First, Dahl holds the reader's attention through the opening setting. Billy is in an unfamiliar town; it is dark, and he needs shelter from the "deadly cold" of the air and the wind that is "like a flat blade of ice on his cheeks" (Paragraph 1). The setting puts Billy in the position to choose the quickest form of shelter available.
Secondly, Dahl paints a cheerful picture at the Bed and Breakfast but then begins building suspense as Billy Weaver cannot seem to walk away and rings the bell without thinking. Adding to the Bed and Breakfast's seemingly charming and warm ambiance are the numerous animals and the welcoming landlady.

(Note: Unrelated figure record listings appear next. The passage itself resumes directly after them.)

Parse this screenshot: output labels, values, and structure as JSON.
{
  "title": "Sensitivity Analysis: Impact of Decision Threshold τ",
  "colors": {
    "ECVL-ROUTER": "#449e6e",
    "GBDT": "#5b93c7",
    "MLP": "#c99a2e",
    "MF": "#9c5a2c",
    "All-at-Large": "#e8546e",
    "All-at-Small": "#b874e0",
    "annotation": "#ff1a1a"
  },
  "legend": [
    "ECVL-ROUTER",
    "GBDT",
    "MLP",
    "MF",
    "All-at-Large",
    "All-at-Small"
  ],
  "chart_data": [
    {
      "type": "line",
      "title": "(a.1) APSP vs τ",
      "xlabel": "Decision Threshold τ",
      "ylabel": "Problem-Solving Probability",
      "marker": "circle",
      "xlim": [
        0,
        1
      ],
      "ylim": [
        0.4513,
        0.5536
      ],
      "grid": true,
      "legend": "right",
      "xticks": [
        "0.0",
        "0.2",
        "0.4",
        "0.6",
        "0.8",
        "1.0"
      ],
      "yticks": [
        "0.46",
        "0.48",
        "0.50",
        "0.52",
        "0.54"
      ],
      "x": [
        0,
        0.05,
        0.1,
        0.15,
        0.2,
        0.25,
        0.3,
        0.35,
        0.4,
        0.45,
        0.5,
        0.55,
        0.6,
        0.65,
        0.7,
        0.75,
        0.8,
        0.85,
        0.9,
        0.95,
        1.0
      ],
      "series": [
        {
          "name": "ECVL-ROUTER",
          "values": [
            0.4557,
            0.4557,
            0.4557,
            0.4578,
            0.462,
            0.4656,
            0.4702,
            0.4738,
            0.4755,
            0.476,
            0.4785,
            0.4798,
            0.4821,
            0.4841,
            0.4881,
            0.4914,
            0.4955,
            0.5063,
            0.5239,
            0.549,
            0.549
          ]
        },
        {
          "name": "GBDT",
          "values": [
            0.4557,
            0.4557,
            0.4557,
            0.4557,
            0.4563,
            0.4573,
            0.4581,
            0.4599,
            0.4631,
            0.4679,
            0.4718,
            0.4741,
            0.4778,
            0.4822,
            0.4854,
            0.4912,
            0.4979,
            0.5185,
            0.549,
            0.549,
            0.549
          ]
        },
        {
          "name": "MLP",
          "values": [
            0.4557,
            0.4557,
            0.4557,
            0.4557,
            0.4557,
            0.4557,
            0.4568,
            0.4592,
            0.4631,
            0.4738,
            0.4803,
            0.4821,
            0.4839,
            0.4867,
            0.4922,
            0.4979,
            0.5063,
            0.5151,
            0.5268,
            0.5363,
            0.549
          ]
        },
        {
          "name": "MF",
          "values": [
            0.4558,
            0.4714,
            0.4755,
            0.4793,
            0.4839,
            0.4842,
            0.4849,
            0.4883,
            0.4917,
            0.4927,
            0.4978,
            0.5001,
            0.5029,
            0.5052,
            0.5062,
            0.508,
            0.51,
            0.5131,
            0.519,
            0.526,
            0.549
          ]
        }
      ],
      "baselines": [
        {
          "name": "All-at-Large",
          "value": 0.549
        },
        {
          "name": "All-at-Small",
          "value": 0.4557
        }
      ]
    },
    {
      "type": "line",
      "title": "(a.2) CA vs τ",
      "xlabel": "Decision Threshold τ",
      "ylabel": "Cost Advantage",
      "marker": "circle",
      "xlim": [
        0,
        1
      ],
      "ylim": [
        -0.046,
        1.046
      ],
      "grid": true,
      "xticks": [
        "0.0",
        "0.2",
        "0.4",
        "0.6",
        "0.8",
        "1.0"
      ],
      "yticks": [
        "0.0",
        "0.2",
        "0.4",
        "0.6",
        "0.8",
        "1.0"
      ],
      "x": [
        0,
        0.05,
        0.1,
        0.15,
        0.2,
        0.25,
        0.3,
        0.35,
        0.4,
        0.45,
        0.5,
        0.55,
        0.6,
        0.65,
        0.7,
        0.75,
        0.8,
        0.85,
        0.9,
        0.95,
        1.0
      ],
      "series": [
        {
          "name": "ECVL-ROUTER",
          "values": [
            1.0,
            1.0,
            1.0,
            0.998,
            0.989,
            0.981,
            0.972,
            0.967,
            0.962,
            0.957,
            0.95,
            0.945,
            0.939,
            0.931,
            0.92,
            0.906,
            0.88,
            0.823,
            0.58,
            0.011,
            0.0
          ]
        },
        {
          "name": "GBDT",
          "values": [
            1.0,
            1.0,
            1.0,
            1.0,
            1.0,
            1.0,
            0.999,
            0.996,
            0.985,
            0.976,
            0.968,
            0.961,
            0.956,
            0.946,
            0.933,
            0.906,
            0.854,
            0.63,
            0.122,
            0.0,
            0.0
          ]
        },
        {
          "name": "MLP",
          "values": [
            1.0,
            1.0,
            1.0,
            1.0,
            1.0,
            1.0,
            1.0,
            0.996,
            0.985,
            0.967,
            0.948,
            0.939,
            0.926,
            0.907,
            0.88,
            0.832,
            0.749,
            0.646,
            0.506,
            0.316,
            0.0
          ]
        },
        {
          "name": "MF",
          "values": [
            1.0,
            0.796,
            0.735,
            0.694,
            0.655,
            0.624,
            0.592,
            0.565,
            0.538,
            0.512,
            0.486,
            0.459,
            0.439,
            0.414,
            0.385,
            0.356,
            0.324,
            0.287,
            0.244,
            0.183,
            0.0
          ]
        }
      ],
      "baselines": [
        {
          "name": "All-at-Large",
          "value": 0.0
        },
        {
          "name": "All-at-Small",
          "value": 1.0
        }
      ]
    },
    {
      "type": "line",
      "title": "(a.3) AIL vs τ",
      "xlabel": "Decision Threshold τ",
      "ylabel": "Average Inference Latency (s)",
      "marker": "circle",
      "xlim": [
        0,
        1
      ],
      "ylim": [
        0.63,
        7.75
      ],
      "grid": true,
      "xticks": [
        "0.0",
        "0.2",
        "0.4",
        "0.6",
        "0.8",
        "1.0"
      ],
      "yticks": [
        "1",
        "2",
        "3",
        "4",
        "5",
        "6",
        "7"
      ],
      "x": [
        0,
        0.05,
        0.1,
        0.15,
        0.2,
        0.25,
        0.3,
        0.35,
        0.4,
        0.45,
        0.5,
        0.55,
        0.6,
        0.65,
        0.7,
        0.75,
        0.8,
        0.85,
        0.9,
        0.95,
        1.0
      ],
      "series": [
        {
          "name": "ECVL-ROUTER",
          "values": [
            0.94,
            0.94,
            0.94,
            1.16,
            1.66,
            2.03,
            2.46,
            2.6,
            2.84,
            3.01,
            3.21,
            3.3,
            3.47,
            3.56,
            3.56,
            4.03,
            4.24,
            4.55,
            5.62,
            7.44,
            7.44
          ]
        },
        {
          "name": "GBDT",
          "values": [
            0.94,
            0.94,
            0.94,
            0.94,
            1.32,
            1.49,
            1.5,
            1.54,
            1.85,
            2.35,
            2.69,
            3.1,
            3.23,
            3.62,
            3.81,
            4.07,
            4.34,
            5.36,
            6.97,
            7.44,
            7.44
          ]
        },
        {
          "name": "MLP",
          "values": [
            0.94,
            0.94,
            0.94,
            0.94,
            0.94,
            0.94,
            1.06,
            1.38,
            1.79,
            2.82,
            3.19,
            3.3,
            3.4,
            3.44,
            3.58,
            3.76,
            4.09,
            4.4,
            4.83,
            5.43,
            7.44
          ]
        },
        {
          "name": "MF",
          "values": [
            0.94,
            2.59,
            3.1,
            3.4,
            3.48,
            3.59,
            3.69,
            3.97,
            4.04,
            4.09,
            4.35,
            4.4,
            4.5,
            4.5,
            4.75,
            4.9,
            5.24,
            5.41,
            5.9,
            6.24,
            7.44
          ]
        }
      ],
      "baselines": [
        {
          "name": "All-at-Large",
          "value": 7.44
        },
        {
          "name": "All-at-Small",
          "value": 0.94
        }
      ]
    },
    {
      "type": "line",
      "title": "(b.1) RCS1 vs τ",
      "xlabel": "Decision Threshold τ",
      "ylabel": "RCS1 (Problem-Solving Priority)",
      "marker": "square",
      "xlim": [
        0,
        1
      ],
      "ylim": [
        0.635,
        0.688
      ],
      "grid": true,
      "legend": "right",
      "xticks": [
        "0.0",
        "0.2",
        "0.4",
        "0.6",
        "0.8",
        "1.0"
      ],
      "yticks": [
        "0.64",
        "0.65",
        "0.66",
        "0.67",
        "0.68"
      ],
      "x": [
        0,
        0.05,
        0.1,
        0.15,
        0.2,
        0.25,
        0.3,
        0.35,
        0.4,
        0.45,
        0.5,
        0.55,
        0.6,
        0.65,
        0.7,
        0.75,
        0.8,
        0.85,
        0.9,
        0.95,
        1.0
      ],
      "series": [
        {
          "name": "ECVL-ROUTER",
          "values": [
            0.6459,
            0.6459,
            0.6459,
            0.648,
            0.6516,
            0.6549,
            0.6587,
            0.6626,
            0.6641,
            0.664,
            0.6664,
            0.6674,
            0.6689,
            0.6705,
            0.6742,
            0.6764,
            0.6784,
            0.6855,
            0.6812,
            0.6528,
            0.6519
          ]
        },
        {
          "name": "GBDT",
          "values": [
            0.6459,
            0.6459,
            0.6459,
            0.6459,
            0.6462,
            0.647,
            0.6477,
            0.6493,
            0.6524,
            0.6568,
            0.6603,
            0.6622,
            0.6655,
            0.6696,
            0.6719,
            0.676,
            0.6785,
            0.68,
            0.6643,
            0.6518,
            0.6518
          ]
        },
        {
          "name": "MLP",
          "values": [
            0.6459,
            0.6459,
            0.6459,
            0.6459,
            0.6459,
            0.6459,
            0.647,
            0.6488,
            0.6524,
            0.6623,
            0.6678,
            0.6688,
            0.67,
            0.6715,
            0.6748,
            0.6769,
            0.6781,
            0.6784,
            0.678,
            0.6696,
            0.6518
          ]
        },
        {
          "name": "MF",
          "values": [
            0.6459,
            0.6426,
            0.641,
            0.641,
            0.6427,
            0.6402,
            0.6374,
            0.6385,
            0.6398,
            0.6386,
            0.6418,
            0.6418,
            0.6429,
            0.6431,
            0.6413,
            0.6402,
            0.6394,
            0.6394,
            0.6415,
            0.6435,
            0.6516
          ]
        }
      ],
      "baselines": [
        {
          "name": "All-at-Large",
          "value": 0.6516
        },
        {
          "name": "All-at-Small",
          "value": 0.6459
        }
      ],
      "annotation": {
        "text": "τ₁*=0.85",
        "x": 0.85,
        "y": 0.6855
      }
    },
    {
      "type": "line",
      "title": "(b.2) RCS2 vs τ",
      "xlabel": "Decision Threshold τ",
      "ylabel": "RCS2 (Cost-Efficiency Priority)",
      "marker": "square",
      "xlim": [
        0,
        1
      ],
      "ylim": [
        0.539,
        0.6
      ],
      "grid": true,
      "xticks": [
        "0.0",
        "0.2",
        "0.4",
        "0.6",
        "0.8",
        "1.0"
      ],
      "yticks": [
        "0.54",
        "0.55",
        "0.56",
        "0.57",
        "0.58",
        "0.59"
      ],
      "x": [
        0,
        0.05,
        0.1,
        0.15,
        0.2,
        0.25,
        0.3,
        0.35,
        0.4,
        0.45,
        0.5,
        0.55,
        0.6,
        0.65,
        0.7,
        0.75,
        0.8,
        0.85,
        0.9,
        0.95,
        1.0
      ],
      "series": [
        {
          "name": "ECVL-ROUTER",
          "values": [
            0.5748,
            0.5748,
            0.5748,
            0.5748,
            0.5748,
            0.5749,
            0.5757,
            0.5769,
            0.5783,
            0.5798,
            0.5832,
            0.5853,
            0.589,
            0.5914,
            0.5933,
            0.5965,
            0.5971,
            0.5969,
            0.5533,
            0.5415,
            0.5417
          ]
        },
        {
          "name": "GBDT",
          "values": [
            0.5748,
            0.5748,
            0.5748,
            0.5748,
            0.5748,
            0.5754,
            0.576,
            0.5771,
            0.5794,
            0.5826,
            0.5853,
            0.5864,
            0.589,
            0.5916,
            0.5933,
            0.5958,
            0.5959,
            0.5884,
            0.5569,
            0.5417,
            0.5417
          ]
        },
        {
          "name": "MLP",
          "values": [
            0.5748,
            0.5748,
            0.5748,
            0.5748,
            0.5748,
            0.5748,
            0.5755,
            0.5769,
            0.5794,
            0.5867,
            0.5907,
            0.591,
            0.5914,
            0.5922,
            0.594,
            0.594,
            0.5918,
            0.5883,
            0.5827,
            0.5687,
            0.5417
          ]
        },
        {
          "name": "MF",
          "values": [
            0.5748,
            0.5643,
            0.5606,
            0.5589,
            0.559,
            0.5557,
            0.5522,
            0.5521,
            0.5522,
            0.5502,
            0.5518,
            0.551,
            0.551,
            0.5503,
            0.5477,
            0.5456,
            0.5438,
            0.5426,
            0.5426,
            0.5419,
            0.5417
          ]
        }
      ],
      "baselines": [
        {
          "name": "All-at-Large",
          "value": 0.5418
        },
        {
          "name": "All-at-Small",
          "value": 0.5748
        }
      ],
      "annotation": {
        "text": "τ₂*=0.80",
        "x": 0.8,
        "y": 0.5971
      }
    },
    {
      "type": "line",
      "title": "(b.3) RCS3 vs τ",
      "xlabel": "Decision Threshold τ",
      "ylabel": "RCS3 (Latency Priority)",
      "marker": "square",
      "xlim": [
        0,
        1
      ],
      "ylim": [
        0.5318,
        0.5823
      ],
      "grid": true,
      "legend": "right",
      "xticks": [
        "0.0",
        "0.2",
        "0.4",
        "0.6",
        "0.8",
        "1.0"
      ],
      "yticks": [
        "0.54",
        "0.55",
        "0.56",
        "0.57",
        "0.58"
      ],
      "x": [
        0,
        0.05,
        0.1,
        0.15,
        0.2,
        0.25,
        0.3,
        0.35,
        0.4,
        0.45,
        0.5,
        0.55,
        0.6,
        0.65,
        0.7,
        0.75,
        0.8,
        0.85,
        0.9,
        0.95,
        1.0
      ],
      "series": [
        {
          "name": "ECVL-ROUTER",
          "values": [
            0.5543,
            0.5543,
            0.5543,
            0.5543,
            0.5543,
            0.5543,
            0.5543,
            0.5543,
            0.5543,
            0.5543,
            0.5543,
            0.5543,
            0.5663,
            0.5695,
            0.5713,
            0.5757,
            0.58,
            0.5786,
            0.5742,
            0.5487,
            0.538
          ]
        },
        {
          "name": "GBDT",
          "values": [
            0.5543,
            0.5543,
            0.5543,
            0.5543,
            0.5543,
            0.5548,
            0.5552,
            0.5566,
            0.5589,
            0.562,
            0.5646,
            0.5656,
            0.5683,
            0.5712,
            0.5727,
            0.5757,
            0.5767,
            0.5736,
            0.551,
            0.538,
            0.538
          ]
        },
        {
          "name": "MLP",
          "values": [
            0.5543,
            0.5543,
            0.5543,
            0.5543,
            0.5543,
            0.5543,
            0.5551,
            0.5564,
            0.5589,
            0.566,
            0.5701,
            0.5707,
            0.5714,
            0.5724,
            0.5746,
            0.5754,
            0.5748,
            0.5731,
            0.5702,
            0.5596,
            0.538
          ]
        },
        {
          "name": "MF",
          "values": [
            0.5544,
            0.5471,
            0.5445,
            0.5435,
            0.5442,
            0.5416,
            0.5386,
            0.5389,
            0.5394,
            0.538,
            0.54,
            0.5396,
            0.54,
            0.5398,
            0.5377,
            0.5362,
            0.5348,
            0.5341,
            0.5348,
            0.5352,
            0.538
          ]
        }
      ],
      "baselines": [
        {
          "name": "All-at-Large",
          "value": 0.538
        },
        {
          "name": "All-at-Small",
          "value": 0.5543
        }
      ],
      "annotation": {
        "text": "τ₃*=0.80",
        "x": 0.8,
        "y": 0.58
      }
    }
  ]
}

The suspense begins, though, with the landlady's comment that Billy's room is "already ready" for him as he enters the house. As she leads Billy upstairs, she mentions that she is always read for someone who is "just right" causing the reader to wonder "just right for what?"
Dahl also uses foreshadowing to hook his reader's interest. As Billy looks over the guestbook, he sees only two names--names that seem strangely familiar to him. When he mentions this to the landlady, she says that the boys were not famous but that they were "tall and young and handsome" just like Billy. The reader wonders at this point why she boards men who are all similar, why she has had only three guests (including Billy) sign the guest book, and why Billy knows the names. Another example of foreshadowing is the landlady's manner of watching Billy's reaction to the tea and the strange odor emanating from her. Additionally, she mentions that the two guests are still at her house, but then refers to them in the past tense: "Mr. Mulholland was also seventeen. . . . Mr. Temple, of course, was a little older."
Unfortunately, while these examples of foreshadowing alert the reader to Billy's danger, he does not pick up on them and most likely meets the same fate as the landlady's parrot, dog, and two other guests. My, what a talented taxidermist!